I telephoned the paper and asked them to hold the cookery page. As a request at ten past nine at night, it was poorly received. I was asked why, and the explanation was met with disbelief.
‘I think you had better get in here as quickly as possible,’ said the editor in a voice that I knew was holding on by only a thread.
We had no car, so I started to run the nine miles from Dalkey to Dublin purple-faced, panic-stricken. An unknown man with a car gave me a lift, and when he heard my errand he abandoned his car in the traffic in D’Olier Street and came in with me, a total stranger, saying he had to see; he loved to know how other people coped in a crisis.
Grimly, I discovered, very grimly. They stood around my desk searching hopelessly for any alternative picture; not having unearthed the Emergency Cookery Pictures File, they found only a cache of Kit Kat wrappers and a bundle of magazines of much lower brow than I would have liked it known I read.
The replacement picture had to be of the same size. There was now no time to enlarge or reduce anything that emerged from the file. Eventually I found one, an egg in an egg cup … I think it was a picture from an advertising agency trying to show the charms of some china.
Underneath the picture, and under the grim glance of Top People, I typed out, ‘Why be content with a boiled egg on a winter’s evening when you could have all these tasty veal recipes?’
Theodora was on the phone bright and early.
‘You didn’t exactly kill yourself getting an illustration,’ she said to me frostily.
But she was delighted with the explanation of the terrible happenings the night before. She said she had lived a colourful life and it would have been entertaining to have added a prosecution for cannibalism to her other achievements. She seemed to regret my last-minute discovery and heroic dash to save us all from turning out a cookery page that would have been a collector’s item.
She said almost wistfully that it would have been something that would make people remember her … as if there were a chance that any of us will ever forget Theodora.
E
ven though a heavy cloud of greyness is hanging over the British election, there’s still a whiff of intrigue about it all.
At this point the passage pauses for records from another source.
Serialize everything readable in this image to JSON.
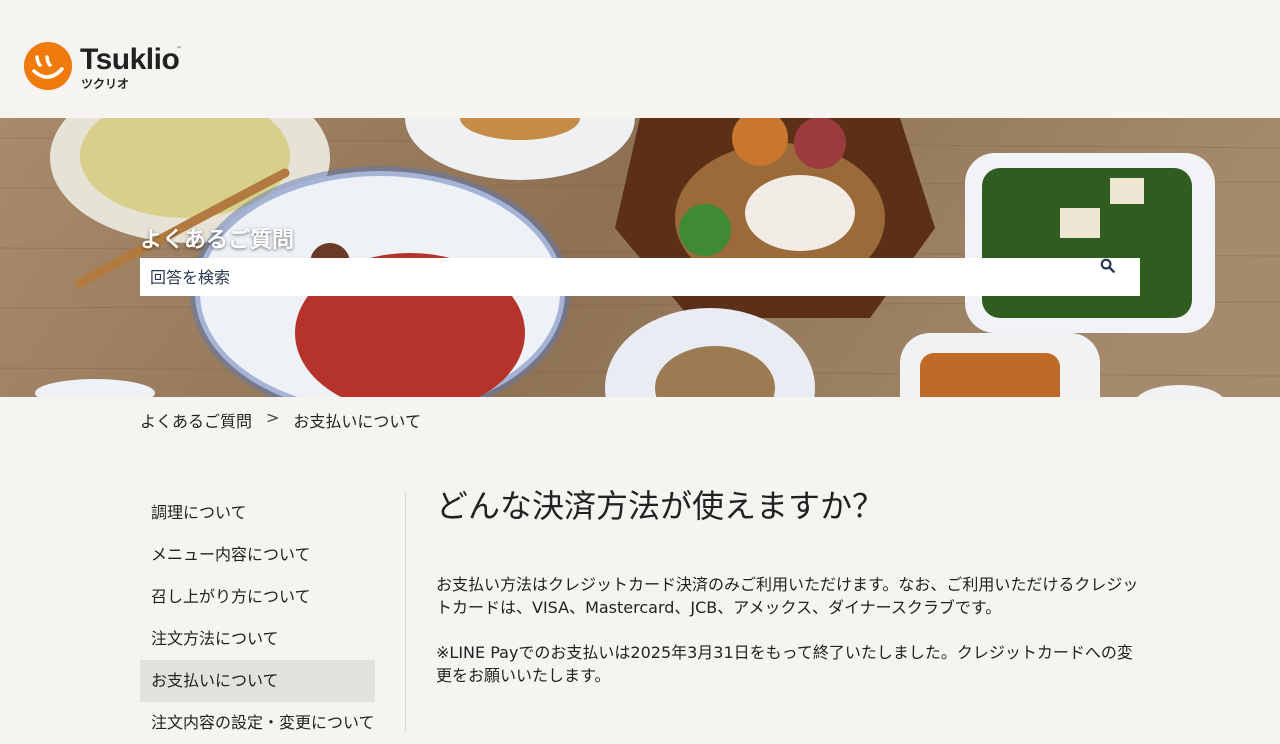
{
  "header": {
    "logo_text": "Tsuklio",
    "logo_tm": "™",
    "logo_kana": "ツクリオ",
    "brand_color": "#f07a0c"
  },
  "hero": {
    "title": "よくあるご質問",
    "search": {
      "placeholder": "回答を検索",
      "value": "",
      "icon": "search-icon"
    }
  },
  "breadcrumb": {
    "items": [
      "よくあるご質問",
      "お支払いについて"
    ],
    "separator": ">"
  },
  "sidebar": {
    "items": [
      {
        "label": "調理について",
        "active": false
      },
      {
        "label": "メニュー内容について",
        "active": false
      },
      {
        "label": "召し上がり方について",
        "active": false
      },
      {
        "label": "注文方法について",
        "active": false
      },
      {
        "label": "お支払いについて",
        "active": true
      },
      {
        "label": "注文内容の設定・変更について",
        "active": false
      }
    ]
  },
  "article": {
    "title": "どんな決済方法が使えますか？",
    "paragraphs": [
      "お支払い方法はクレジットカード決済のみご利用いただけます。なお、ご利用いただけるクレジットカードは、VISA、Mastercard、JCB、アメックス、ダイナースクラブです。",
      "※LINE Payでのお支払いは2025年3月31日をもって終了いたしました。クレジットカードへの変更をお願いいたします。"
    ]
  }
}
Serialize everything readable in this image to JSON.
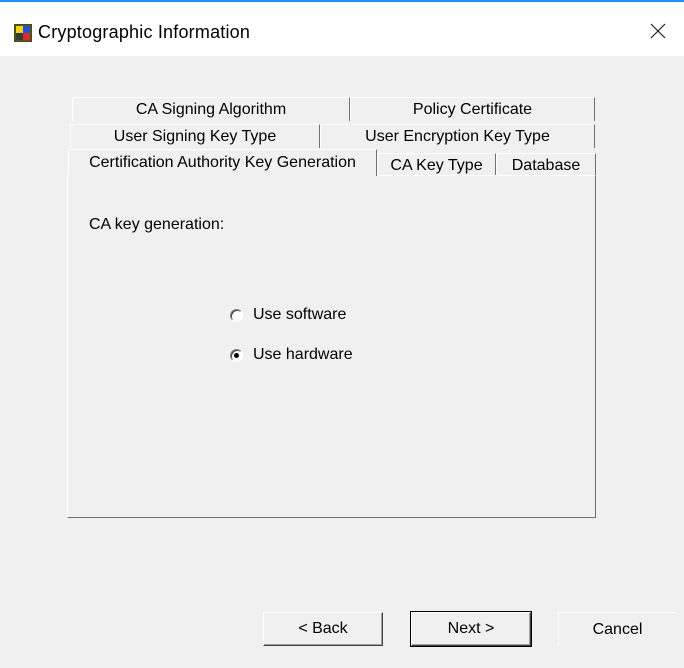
{
  "window": {
    "title": "Cryptographic Information",
    "accent_color": "#1e90ff"
  },
  "tabs": {
    "row1": [
      {
        "label": "CA Signing Algorithm"
      },
      {
        "label": "Policy Certificate"
      }
    ],
    "row2": [
      {
        "label": "User Signing Key Type"
      },
      {
        "label": "User Encryption Key Type"
      }
    ],
    "row3": [
      {
        "label": "Certification Authority Key Generation",
        "selected": true
      },
      {
        "label": "CA Key Type"
      },
      {
        "label": "Database"
      }
    ]
  },
  "panel": {
    "section_label": "CA key generation:",
    "options": [
      {
        "label": "Use software",
        "checked": false
      },
      {
        "label": "Use hardware",
        "checked": true
      }
    ]
  },
  "buttons": {
    "back_label": "< Back",
    "next_label": "Next >",
    "cancel_label": "Cancel"
  }
}
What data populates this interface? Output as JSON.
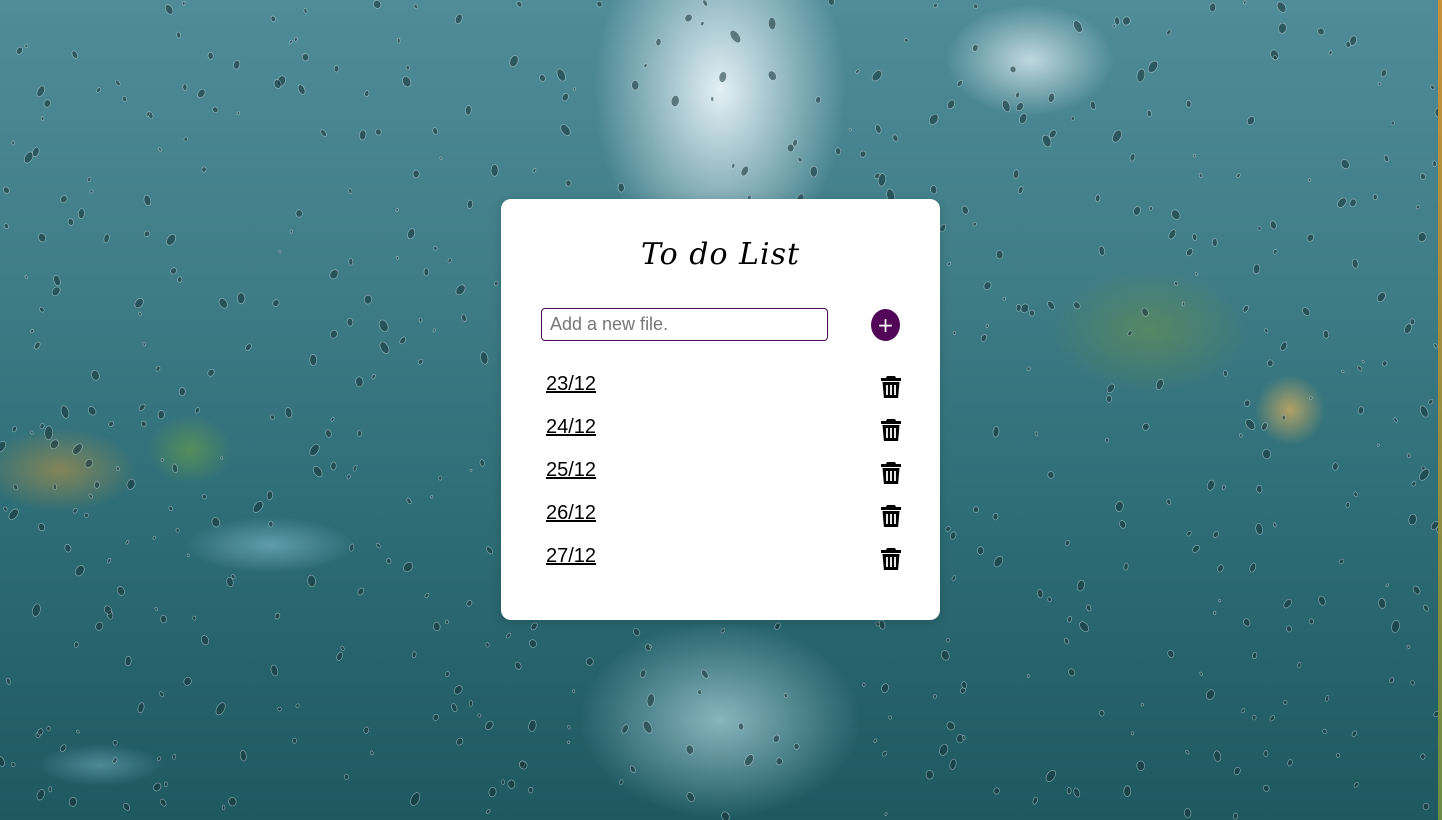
{
  "app": {
    "title": "To do List"
  },
  "new_item": {
    "placeholder": "Add a new file.",
    "value": "",
    "add_label": "+"
  },
  "items": [
    {
      "label": "23/12",
      "icon": "trash-icon"
    },
    {
      "label": "24/12",
      "icon": "trash-icon"
    },
    {
      "label": "25/12",
      "icon": "trash-icon"
    },
    {
      "label": "26/12",
      "icon": "trash-icon"
    },
    {
      "label": "27/12",
      "icon": "trash-icon"
    }
  ],
  "colors": {
    "accent": "#520657",
    "card": "#ffffff",
    "background": "#3e7c86"
  }
}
I’m excited already at the thought of going to the press conferences and looking them all straight in their weary eyes and seeing how they’re bearing up.
And it also reminds me of the great happiness of going back to school knowing that a hated teacher has gone, you can hardly dare to believe it. She won’t be there in the hound’s-tooth suit baying at the back of the hall, turning with reptilian cunning to the cowering ministers on either side saying those dreaded words, ‘I think that’s one for you, Home Secretary, or Chancellor,’ addressing any number of men whose nervous systems and political futures she unsettled over the years.
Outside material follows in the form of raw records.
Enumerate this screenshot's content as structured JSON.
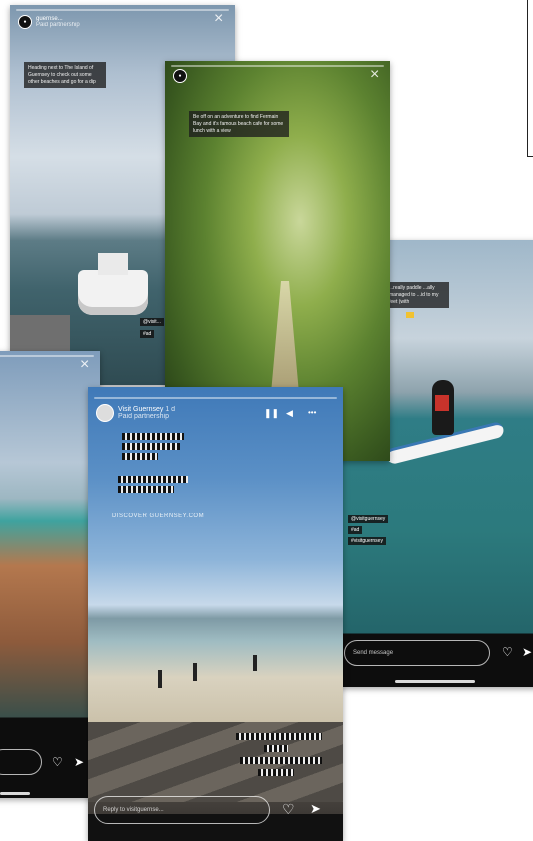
{
  "stories": {
    "boat": {
      "username": "guernse...",
      "subtitle": "Paid partnership",
      "caption": "Heading next to The Island of Guernsey to check out some other beaches and go for a dip",
      "tag1": "@visit...",
      "tag2": "#ad"
    },
    "path": {
      "caption": "Be off on an adventure to find Fermain Bay and it's famous beach cafe for some lunch with a view"
    },
    "paddle": {
      "caption": "...really paddle ...ally managed to ...id to my feet (with",
      "tag1": "@visitguernsey",
      "tag2": "#ad",
      "tag3": "#visitguernsey",
      "reply": "Send message"
    },
    "beach": {
      "username": "Visit Guernsey",
      "time": "1 d",
      "subtitle": "Paid partnership",
      "link": "DISCOVER GUERNSEY.COM",
      "reply": "Reply to visitguernse..."
    }
  },
  "icons": {
    "close": "×",
    "heart": "♡",
    "send": "➤",
    "pause": "❚❚",
    "sound": "◀",
    "more": "•••"
  },
  "colors": {
    "caption_bg": "#1e1e1e",
    "accent": "#ffffff"
  }
}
I have no nostalgia for those Thatcher days when the sun always shone and we were sure of a good row story every outing.
I think the place is far better without her, and for once she may have done the wisest thing by leaving town. Because she sure as hell did everything else wrong a year and a half ago when she was leaving. She waited to be booted out, she patted the head of the little grey boy who was to be her successor and she even chose the wrong little grey boy to be her puppet because he cleared his throat and found his own voice and lived perfectly well without her.
She should have gone six months earlier and sat watching them running around like headless rabbits tearing each other to bits.